Previewing UCLA men’s basketball 2025-26 season

Coach Mick Cronin gestures to the court from the sideline. (Aidan Sun/Assistant Photo editor)
By Kai Dizon
Nov. 1, 2025 9:17 p.m.
This post was updated Nov. 3 at 12:45 a.m.
It’s been four years since the Bruins’ First Four to Final Four run.
The program’s only appearance past the Sweet Sixteen since 2008 lives more in YouTube clips than memories – at least for most of the undergraduates in Westwood now.
No. 12 UCLA men’s basketball remains the nation’s leader in NCAA championships but has not appeared in a title game in 19 years, has not won a national crown in 30 and 10 of its 11 championships came 50-plus years ago.
But the Bruins, who will open their 2025-26 campaign Thursday, have their best shot at a deep March Madness run since the injury bug hampered the team’s 2023 run.
After losing Jaylen Clark, Tyger Campbell, Amari Bailey, Jaime Jaquez Jr. and David Singleton with the finish of the 2022-23 season, coach Mick Cronin brought in seven freshmen across the United States and Europe as part of his first UCLA rebuild.
It did not work.
Dylan Andrews, Sebastian Mack and Aday Mara – once thought of as the future of UCLA – are all gone.
Instead, following a number of failed projects, Cronin has only embraced the transfer portal further.
The head honcho brought in five players through the portal this offseason after a pair of transfers – senior forward Tyler Bilodeau and junior guard/forward Eric Dailey Jr. – led the Bruins in scoring last season.

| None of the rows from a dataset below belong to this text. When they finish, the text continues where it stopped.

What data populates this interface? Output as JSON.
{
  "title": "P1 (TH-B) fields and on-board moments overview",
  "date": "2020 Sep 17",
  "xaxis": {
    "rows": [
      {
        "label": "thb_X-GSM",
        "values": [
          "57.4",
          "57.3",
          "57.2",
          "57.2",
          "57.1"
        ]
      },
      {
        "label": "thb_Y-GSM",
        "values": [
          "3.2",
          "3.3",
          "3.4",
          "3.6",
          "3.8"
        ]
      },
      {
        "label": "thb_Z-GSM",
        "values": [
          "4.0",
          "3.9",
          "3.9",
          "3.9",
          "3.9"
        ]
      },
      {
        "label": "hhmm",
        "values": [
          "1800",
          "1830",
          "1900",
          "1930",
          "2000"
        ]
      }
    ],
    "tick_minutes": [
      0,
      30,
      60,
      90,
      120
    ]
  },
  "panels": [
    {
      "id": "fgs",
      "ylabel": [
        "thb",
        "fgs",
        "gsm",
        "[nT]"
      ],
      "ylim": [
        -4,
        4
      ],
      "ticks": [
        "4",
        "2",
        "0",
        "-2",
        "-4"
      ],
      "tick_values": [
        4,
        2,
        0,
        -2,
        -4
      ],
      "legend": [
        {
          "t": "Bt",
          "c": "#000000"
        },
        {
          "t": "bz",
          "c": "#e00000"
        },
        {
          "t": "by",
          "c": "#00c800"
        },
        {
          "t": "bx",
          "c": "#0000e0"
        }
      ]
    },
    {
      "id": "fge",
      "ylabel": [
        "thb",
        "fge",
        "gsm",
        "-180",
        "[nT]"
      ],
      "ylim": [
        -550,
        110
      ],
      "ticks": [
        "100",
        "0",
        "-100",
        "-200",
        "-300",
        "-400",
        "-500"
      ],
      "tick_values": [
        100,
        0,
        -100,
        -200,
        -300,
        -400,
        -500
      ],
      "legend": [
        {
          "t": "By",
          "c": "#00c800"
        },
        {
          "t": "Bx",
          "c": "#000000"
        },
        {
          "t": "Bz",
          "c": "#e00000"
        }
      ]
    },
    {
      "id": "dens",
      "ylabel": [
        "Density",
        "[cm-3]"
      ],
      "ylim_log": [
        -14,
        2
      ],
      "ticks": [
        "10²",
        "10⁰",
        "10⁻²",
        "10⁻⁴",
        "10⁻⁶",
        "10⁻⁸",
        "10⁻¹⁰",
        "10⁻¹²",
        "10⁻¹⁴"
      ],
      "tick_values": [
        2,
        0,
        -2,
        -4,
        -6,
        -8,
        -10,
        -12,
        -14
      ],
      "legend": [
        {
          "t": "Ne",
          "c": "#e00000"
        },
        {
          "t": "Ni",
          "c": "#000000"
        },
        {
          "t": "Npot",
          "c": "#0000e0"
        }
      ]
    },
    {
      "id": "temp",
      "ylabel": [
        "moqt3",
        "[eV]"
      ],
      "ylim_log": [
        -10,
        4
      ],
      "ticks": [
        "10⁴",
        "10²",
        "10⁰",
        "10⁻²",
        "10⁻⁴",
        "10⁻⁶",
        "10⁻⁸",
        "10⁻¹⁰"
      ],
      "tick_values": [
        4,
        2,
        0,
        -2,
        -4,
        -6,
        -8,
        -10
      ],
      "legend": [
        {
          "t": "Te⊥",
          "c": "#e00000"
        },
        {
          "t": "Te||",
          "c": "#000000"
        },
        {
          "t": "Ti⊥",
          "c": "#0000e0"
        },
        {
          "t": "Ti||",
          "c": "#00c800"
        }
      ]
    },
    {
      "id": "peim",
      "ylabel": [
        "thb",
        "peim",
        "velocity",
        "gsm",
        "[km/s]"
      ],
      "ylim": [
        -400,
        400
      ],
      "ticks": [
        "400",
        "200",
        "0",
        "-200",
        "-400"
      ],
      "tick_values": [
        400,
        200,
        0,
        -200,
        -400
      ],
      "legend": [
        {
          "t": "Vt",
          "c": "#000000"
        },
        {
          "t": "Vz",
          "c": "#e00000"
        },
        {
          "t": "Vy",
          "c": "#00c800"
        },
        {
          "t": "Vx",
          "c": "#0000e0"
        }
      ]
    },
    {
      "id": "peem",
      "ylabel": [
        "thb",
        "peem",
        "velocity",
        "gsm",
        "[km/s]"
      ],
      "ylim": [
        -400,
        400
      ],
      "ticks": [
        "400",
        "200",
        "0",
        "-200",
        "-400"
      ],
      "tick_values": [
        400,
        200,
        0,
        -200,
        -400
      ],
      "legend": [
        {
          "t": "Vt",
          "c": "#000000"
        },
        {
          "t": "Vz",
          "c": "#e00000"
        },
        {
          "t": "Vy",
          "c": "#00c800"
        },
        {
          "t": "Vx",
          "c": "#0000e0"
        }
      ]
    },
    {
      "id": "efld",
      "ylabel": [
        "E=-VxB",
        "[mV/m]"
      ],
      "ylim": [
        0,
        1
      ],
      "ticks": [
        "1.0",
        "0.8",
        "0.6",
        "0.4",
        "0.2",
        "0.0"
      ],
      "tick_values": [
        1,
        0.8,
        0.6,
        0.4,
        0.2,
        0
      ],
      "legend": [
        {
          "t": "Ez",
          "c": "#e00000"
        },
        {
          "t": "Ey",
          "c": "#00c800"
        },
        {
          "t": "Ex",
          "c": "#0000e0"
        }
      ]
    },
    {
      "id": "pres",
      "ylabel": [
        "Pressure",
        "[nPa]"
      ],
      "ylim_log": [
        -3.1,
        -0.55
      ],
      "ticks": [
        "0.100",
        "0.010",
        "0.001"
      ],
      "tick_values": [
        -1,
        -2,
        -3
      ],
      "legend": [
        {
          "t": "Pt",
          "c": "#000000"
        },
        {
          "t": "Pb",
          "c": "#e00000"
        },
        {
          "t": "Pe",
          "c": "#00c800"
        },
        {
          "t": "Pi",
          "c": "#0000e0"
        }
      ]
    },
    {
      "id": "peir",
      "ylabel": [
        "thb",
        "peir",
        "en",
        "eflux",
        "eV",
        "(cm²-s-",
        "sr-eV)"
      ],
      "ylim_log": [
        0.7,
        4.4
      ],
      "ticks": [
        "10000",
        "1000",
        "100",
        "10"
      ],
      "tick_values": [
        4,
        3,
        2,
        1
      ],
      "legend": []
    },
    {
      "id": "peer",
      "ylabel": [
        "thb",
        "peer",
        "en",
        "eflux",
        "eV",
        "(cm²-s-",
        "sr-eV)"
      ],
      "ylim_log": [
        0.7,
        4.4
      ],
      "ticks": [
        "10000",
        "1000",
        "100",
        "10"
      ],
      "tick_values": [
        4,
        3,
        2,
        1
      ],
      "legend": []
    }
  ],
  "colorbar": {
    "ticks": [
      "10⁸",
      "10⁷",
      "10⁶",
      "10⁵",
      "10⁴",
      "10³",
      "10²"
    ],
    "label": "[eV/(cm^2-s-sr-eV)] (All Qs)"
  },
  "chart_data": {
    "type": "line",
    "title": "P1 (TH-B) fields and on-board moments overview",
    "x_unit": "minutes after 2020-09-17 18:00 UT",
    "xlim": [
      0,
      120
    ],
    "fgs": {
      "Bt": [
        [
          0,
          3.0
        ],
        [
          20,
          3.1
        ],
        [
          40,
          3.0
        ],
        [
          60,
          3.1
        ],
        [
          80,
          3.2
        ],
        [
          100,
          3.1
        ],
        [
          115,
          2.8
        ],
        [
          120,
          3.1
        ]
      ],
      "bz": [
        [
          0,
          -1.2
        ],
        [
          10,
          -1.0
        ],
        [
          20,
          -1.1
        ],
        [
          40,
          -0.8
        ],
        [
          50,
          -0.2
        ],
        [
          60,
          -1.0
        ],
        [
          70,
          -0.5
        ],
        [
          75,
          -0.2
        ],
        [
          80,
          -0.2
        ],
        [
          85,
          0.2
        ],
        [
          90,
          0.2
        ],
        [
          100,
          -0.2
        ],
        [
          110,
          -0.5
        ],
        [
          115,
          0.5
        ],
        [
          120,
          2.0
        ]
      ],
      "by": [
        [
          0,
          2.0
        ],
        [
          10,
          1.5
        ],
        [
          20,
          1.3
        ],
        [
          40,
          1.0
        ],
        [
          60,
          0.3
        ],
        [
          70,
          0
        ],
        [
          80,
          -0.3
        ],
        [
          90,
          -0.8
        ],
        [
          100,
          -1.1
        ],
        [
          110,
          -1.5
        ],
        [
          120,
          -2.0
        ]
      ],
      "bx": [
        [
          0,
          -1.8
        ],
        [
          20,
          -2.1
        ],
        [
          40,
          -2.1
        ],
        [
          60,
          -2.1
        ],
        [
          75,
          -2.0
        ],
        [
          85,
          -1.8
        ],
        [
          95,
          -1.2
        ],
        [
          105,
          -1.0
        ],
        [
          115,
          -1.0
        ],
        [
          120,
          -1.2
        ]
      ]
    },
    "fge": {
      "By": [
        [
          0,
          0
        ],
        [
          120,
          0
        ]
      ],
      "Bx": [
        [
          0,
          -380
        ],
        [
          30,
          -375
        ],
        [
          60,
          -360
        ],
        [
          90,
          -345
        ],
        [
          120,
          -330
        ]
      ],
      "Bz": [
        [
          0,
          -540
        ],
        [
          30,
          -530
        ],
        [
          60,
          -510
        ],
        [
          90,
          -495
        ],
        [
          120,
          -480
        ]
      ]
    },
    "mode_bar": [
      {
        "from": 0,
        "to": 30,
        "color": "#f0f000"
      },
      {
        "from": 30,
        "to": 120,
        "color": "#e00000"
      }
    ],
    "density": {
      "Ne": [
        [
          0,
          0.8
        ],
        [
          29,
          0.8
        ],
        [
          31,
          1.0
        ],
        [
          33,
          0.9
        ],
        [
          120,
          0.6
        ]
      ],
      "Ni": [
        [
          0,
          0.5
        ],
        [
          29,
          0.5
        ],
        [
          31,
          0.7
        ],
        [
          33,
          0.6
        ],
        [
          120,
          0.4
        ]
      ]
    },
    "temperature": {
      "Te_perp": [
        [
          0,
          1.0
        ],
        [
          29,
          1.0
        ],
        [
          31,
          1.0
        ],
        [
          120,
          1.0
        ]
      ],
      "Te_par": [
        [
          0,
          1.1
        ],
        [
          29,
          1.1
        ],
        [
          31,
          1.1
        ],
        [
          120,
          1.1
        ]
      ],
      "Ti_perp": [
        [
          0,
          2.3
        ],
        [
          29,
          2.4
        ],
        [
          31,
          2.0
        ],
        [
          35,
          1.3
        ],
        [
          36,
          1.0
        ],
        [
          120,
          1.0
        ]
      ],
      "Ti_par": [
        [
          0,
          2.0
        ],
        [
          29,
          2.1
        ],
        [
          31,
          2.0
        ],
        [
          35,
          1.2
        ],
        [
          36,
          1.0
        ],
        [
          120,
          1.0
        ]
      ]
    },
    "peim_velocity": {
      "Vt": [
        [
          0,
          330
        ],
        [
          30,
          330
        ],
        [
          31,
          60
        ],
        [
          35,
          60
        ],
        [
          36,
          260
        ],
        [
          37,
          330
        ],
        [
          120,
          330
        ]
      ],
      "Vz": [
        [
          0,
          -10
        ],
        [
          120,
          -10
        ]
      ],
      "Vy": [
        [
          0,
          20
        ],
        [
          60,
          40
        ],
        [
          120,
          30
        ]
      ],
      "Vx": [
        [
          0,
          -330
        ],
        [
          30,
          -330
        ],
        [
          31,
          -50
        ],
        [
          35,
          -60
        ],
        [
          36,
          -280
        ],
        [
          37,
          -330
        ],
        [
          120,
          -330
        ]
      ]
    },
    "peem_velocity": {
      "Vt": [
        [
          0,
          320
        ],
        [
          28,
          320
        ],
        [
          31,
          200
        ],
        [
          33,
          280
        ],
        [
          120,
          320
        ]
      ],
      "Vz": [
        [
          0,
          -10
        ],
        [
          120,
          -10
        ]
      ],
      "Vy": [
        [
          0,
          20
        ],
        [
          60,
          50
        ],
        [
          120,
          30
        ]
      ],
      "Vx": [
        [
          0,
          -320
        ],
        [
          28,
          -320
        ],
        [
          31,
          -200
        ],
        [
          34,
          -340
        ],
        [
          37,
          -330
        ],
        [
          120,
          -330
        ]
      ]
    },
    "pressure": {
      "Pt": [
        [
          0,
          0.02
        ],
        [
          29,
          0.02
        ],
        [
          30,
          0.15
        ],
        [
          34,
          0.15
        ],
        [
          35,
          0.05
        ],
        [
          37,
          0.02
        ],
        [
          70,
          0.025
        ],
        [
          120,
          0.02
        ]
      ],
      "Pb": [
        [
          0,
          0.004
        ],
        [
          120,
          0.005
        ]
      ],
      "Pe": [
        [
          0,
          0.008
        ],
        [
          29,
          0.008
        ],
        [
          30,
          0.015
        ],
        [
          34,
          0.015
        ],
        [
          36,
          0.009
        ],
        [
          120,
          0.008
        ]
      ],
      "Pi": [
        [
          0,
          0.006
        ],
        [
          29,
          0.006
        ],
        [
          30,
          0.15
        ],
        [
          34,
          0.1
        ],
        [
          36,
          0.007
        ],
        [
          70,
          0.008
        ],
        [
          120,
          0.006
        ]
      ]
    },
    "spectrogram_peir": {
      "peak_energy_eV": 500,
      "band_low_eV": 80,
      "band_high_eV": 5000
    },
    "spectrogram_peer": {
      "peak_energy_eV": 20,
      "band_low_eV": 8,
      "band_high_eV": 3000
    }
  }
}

Senior guard Donovan Dent, junior forward/center Xavier Booker and fifth-year guard Jamar Brown headline the quintet – and all featured in the Bruins’ preseason starting five against San Diego State and UC Irvine.
Dent – the reigning Mountain West Player of the Year and an AP All-American honorable mention last season – posted 20.4 points per game and a 40.9% clip from beyond the arc last season.

Bilodeau, who led UCLA in both categories in his debut Bruin campaign, averaged just 13.5 points and a 40% 3-point clip.
Booker has been tasked with filling the shoes of the since-departed 7-foot-2 Mara, as the former transitions from a forward with Michigan State to a center under Cronin. While Booker hasn’t done much of anything in his first two collegiate seasons – averaging just 4.3 points as a Spartan – the hope is that a change in role will help the former five-star recruit and McDonald’s All-American reach new heights.
With Dailey – who averaged 11.4 points and four boards over 33 games last season – out with an undisclosed knee strain, Brown appears to be the next man up. He posted 17 points and 7.4 rebounds per game last season with Missouri-Kansas City, and recorded a double-double with 13 points and 10 rebounds in UCLA’s exhibition game against UC Irvine on Oct. 28.

The Bruins also return starting guard senior Skyy Clark and former McDonald’s All-American and four-star recruit sophomore guard Trent Perry.
Just two of UCLA’s first 14 opponents are in the preseason top 25 – No. 13 Arizona and No. 21 Gonzaga – both of which it will face at neutral sites. In conference play, however, UCLA will face five of the six ranked Big Ten teams, including No. 1 Purdue in Westwood on Jan. 20 and No. 7 Michigan in Ann Arbor on Feb. 14, before the Bruins head to Chicago for the Big Ten tournament.
UCLA’s current student body has seen the fire, antics and postgame comments Cronin brings.
But they largely have not seen the postseason success a Cronin-led squad is capable of – the success many believe should be typical at UCLA.
But Singleton is back with the Bruins as an assistant coach this season.
And maybe the triumphs experienced in Cronin’s first few years in Westwood could make a return, too.